The above is a little bit long, and there a few tricky parts. The main idea is to let every MPI rank use the same instruction sequence as much as possible. This is done by only rarely checking what the rank is, and using things like `MPI_PROC_NULL` (which when sent to or received from, does nothing) so that edge cases disappear. The goal is to keep the inner loop as simple and stream-lined as possible.
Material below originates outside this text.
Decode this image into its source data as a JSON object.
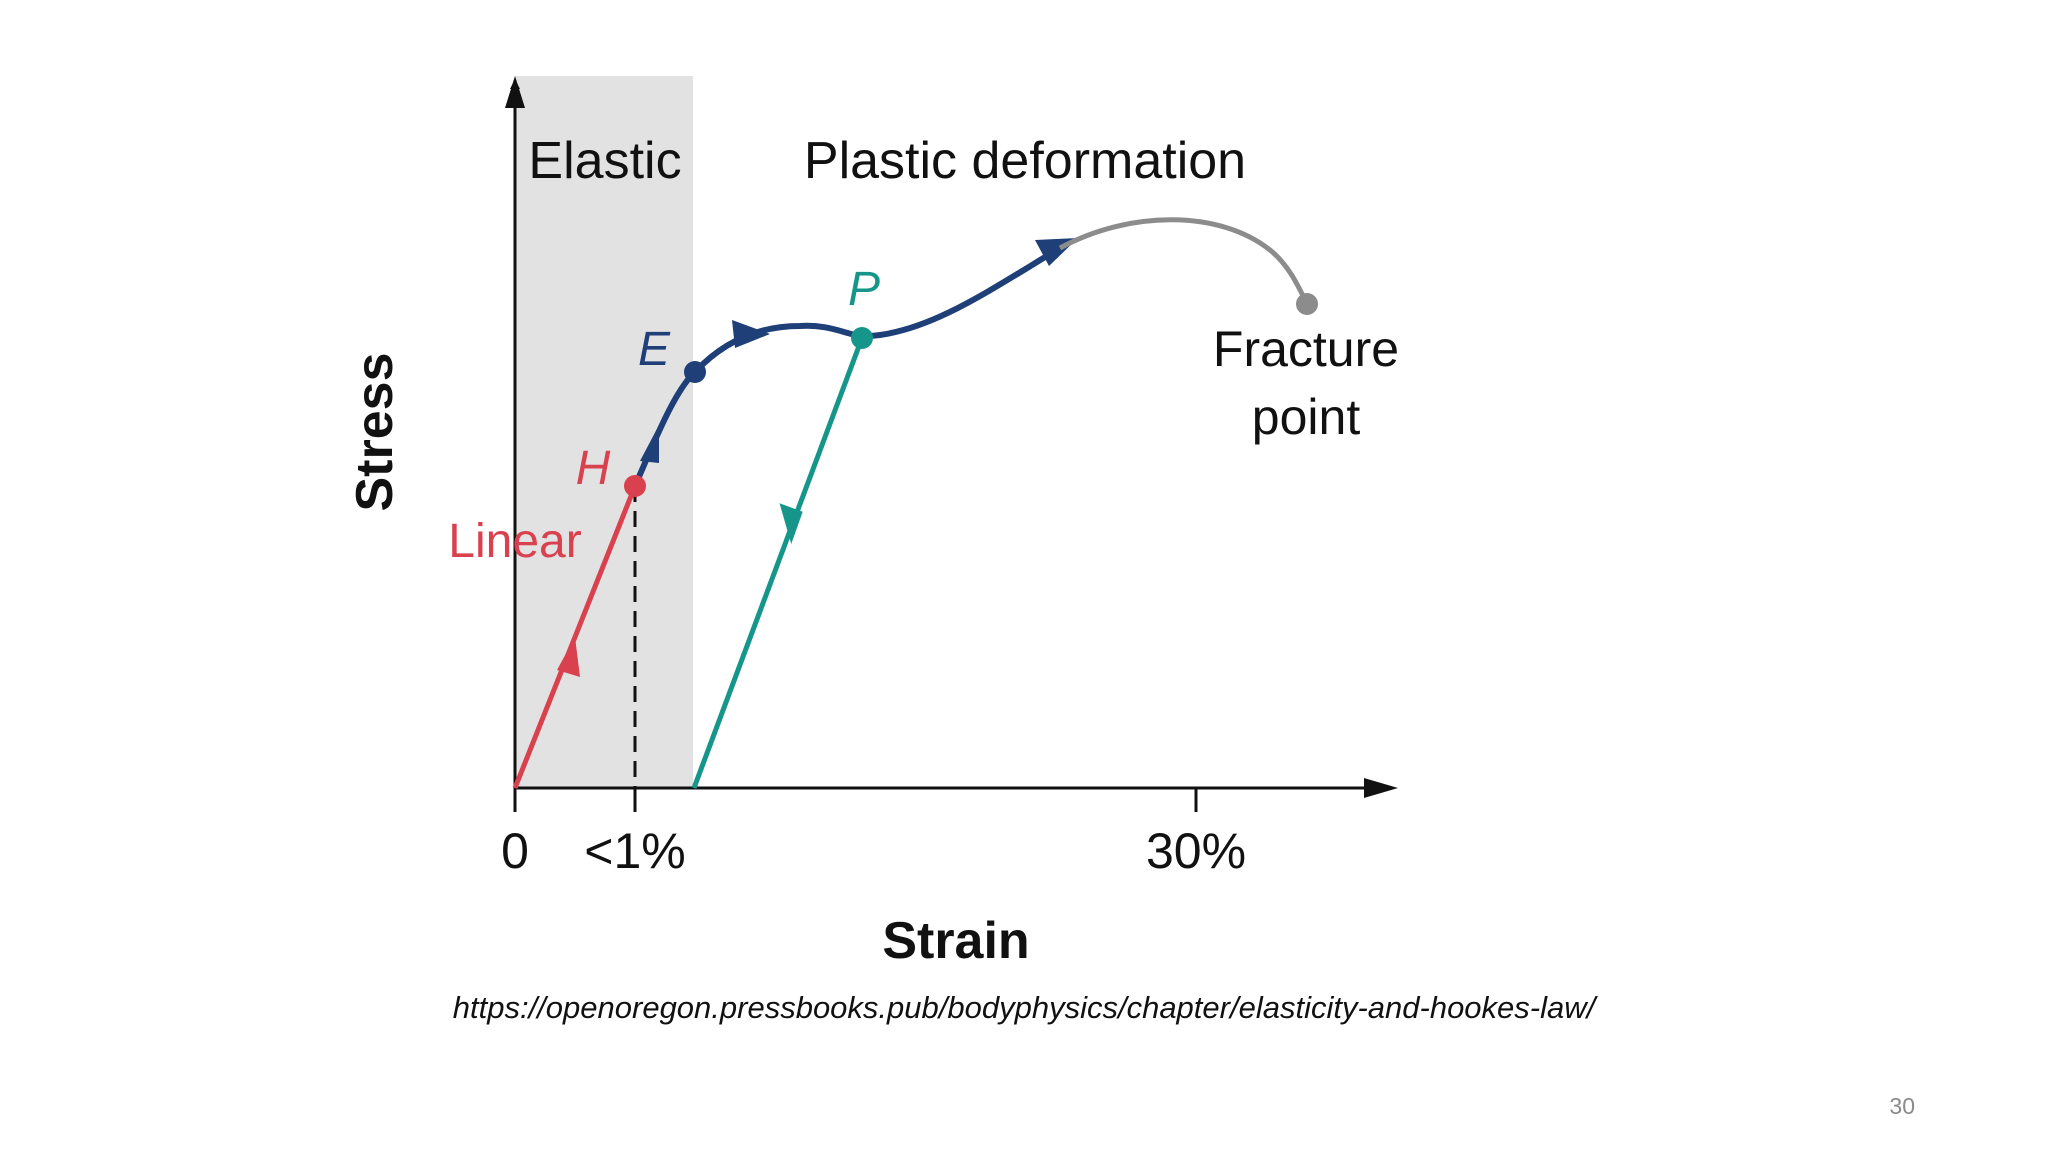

Another trick is to notice that most threads only need memory allocated for their strip of the arrays. Instead of wasting memory, we can use C pointer arithmetic to just allocate what we need, and then offset everything so that normal array accesses can be used. This means that the `pstep()` function doesn't need to be changed. Similarly, we can do the same thing with the bitmap. However, since the root rank needs to display the bitmap on the screen it does need room for the whole thing.

The only difficulty is that memory isn't shared between MPI ranks. For things like the random drop locations, or whether or not we are exiting, we need explicit communication. Fortunately, MPI has the `MPI_Bcast()` function which does a broadcast of information. As can be seen, the same form can be used on both the sending and receiving end, which simplifies things enormously.

The result is a technique that scales from a single multi-core machine, to a whole cluster. It is even a few percent faster than the pthreads method (the barriers are quite heavy-weight). You just need to worry about how to distribute data as well as computation.